Meanwhile Labour is pursuing its monotonous scaremongering campaign, desperate to convince the public the NHS is being privatised (it’s not) with the sole purpose of using the distortion to rally its vote. Maybe it’ll persuade actor Michael Sheen, albeit at the price of reducing the state’s capacity to help sick people get better.
Both parties’ campaigns have fundamental flaws.
The Tories are maintaining the fiction their economic policies can generate a budget surplus at the same time as they cut middle-class taxes and protect key public services.
Labour is maintaining the fiction they can improve public services now the Blairite ruse of buying off public sector opposition to much-needed reforms has been bankrupted by the financial crisis.
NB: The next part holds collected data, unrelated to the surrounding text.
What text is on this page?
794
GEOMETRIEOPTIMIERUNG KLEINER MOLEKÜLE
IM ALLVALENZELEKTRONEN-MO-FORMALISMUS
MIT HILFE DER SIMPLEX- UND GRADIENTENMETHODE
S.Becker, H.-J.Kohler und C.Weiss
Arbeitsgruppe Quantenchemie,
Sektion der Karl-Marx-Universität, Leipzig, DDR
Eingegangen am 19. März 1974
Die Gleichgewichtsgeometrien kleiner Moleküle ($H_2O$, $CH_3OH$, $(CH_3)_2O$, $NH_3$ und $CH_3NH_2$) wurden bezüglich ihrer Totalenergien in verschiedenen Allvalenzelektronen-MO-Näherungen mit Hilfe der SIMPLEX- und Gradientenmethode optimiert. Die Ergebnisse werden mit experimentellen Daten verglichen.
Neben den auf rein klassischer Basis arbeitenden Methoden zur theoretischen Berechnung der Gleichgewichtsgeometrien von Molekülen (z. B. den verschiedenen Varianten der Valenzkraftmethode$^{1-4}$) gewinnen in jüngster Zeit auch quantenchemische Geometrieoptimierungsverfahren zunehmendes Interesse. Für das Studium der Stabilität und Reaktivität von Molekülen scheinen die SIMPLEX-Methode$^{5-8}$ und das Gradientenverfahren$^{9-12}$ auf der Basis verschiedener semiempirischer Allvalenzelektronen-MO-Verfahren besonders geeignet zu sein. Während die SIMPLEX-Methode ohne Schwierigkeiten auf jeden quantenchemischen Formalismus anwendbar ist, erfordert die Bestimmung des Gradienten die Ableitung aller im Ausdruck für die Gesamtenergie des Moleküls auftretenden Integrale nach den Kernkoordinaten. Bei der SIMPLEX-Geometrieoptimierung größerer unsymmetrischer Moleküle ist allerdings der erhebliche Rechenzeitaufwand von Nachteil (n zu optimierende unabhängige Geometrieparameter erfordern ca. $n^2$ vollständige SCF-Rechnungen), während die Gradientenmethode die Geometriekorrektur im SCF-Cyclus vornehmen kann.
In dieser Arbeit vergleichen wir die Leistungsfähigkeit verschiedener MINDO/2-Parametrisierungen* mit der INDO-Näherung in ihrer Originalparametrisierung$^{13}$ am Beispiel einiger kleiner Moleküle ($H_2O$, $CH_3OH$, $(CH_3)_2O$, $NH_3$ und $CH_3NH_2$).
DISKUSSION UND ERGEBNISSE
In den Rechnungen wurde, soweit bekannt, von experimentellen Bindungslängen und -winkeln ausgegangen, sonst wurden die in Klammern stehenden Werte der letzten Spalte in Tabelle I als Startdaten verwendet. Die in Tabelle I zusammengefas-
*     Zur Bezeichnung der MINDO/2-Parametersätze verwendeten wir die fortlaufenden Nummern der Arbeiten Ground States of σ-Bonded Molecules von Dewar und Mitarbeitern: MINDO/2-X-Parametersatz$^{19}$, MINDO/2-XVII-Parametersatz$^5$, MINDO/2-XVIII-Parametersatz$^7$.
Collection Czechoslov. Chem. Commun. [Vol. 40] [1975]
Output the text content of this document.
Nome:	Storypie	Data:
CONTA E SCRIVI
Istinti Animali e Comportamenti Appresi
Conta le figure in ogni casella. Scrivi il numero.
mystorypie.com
In a rational world, the news media would spend the next 36 days challenging the parties on behalf of the public to square these circles, reconciling their impossible policy paradoxes. But that’s hard work.
And besides the voters’ attention span is short. Which story will you tune into (be honest): an analysis of the parties’ contrasting deficit reduction plans, or a chuckle-splash on Joey Essex’s faux-naïve reportage?
You may have noticed I’ve not so far mentioned my own party, the Lib Dems. That’s because I stand by what I said three weeks ago: while neither Labour nor the Tories deserve to win, we don’t deserve to lose. Its why I’ve put myself forward for election to my local council in May. It’s easy to get behind a party in the good times, but they really need the help during the tough times. This is one of those.